2002 sah er keinen Ausweg mehr. Mit einem Bein kletterte er über das Geländer einer Autobahnbrücke. "Ich hatte keine Hoffnung mehr. Ich sehnte mich nur noch danach, von diesem Gefühl, oder besser von diesem Nicht-Gefühl, von meiner Depression, erlöst zu werden. Ich wollte ins Nichts springen", erinnert er sich.
Doch er zögerte. Was passiert, wenn ich jemanden verletzte? "Ein winziger Funken Restvernunft", schoss durch seinen Kopf, "weiß der Himmel woher." Behr verließ die Brücke und kehrte zurück zu seiner Frau und seinen Kindern.
Eine Lücke bleibt
Der Gedanke an seine Liebsten bewahrte ihn vor dem Tod. Er ließ sich helfen. "Depression ist heilbar", sagt er über seine Krankheit. Er selbst ist über dem Berg: "Ich brenne wieder vor Leidenschaft." Mittlerweile ist er Leiter des Fecht-Internats in Tauberbischofsheim. Becks Kampagne gegen ihn schlug fehl. Deutschlands Fechter zeigten Solidarität und Respekt vor Behrs Leistungen. Beck zog sich 1999 aus der Öffentlichkeit und dem Fechtsport zurück.
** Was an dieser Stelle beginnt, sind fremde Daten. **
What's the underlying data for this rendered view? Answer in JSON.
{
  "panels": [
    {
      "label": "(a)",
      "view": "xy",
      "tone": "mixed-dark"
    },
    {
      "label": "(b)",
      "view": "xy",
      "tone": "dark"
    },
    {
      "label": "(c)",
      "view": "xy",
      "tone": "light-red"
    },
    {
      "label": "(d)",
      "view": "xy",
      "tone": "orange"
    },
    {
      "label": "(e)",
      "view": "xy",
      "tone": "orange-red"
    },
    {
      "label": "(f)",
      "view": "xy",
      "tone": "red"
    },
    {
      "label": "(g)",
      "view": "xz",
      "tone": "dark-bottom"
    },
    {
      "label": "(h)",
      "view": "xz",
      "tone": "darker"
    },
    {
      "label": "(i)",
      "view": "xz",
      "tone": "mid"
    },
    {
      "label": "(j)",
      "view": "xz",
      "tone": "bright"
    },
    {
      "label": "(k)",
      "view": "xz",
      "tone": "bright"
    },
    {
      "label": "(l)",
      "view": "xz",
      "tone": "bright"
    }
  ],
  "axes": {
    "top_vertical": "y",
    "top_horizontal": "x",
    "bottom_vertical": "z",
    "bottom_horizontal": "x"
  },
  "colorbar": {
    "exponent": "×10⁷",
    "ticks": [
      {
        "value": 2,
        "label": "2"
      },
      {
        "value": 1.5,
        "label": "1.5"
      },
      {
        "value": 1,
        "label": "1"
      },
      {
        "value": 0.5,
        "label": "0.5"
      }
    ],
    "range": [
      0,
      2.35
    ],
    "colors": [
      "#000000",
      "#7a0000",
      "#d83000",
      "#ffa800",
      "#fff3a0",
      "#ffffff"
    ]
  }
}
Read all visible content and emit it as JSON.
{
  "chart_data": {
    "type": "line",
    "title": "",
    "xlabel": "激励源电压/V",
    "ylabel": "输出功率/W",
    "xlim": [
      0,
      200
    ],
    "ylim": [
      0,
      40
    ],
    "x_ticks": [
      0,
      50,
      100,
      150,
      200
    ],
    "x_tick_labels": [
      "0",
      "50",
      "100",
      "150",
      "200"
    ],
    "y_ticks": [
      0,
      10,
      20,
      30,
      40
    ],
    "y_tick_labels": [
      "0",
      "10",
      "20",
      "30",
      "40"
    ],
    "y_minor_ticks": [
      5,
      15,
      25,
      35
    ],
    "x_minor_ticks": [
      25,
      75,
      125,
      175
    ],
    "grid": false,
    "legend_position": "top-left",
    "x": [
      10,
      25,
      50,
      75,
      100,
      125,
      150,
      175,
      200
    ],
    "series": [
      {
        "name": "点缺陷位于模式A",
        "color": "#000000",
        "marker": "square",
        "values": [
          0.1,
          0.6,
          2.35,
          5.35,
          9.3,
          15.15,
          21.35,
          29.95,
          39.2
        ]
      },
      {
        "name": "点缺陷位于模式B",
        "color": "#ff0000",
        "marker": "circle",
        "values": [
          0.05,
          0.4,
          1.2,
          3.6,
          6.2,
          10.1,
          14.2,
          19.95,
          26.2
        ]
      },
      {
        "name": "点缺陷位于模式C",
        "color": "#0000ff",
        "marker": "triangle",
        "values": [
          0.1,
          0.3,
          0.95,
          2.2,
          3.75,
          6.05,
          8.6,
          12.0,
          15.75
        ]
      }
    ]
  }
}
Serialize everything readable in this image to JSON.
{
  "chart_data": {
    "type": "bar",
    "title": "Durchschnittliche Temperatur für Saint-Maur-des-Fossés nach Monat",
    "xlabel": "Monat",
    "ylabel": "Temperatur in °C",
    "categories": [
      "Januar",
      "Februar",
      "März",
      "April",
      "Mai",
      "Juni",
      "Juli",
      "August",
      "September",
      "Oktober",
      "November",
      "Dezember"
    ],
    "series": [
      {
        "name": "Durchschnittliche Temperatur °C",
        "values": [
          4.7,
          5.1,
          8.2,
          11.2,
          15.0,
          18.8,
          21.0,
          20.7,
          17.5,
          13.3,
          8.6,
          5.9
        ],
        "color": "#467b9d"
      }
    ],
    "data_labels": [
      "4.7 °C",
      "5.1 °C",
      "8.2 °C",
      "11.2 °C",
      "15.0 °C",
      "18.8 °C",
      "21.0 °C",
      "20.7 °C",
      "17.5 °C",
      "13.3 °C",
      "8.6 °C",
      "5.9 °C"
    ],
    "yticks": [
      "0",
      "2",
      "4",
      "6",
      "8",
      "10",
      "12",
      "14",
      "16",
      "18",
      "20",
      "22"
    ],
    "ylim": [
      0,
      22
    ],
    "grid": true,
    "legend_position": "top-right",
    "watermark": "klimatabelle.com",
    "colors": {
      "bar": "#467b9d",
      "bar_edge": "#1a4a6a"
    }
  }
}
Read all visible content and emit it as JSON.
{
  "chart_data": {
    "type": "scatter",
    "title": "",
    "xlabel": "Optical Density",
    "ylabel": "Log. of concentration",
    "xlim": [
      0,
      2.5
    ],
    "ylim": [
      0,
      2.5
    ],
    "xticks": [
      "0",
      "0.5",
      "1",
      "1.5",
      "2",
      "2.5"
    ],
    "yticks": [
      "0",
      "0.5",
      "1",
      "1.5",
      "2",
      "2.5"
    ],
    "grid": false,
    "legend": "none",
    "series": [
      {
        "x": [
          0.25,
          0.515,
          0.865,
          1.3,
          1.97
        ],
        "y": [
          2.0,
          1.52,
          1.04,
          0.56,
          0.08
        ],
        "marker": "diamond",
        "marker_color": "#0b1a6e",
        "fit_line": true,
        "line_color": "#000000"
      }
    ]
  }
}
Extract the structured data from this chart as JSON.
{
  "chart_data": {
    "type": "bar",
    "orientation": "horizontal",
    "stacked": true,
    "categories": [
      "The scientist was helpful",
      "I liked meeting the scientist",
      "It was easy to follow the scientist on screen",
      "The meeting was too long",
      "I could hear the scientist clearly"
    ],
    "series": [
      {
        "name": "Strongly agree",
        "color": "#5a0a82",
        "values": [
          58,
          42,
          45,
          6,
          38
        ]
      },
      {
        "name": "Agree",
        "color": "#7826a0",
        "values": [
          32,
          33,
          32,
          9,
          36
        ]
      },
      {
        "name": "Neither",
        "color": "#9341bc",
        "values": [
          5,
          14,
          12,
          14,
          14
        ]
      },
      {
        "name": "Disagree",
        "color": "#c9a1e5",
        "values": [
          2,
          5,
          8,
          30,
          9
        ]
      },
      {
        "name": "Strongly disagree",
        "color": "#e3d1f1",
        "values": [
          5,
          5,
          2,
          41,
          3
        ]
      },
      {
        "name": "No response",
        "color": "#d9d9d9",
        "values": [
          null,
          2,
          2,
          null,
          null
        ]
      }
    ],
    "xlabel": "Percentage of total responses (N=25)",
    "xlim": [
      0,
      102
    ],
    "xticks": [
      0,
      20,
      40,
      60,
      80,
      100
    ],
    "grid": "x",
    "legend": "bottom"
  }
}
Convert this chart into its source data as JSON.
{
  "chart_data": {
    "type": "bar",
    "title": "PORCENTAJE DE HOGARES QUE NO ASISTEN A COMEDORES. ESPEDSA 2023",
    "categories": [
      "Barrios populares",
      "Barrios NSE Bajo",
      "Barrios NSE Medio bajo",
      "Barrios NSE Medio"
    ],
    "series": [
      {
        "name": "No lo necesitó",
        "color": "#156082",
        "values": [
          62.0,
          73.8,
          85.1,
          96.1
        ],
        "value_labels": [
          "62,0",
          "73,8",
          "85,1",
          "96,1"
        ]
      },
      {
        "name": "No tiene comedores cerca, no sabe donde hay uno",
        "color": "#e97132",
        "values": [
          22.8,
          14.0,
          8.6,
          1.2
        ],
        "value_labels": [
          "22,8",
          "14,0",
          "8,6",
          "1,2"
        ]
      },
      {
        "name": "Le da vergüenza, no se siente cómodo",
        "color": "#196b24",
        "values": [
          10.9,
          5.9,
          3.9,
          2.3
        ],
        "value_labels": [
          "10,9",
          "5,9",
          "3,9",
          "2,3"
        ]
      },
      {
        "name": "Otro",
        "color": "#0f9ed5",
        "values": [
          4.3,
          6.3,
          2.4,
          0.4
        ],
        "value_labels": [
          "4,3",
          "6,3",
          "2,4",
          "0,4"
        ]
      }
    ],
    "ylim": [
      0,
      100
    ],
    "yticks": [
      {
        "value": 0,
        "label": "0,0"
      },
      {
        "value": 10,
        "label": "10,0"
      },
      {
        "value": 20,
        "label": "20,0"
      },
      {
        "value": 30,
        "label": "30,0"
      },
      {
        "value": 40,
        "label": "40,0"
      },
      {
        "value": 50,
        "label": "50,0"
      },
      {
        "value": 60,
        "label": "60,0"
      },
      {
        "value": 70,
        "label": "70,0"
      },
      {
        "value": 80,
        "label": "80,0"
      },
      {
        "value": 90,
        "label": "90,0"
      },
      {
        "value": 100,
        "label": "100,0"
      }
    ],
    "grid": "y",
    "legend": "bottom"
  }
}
Beck verstarb 2007 im Alter von 70 Jahren. Mit seinem Ableben geht eine Geschichte zu Ende, dessen Aufarbeitung Behr für immer vorenthalten bleibt: "Ich hätte mir gewünscht, dass wir unseren Frieden hätten machen können. Ich habe ihm so viel zu verdanken. Aber es war mir nicht vergönnt."
Es bleibt die einzige Lücke in der Aufarbeitung seines Lebens. Mittlerweile hat die Witwe von Smirnow seine Kontaktversuche erwidert. Jahrelang hat Behr auf eine Antwort auf seine Briefe gewartet. Im Zuge einer SWR-Dokumentation sind beide endlich in Kontakt getreten. Bald will Behr in die Ukraine reisen. Er will Emma Smirnow kennenlernen und das Grab seines Freundes besuchen.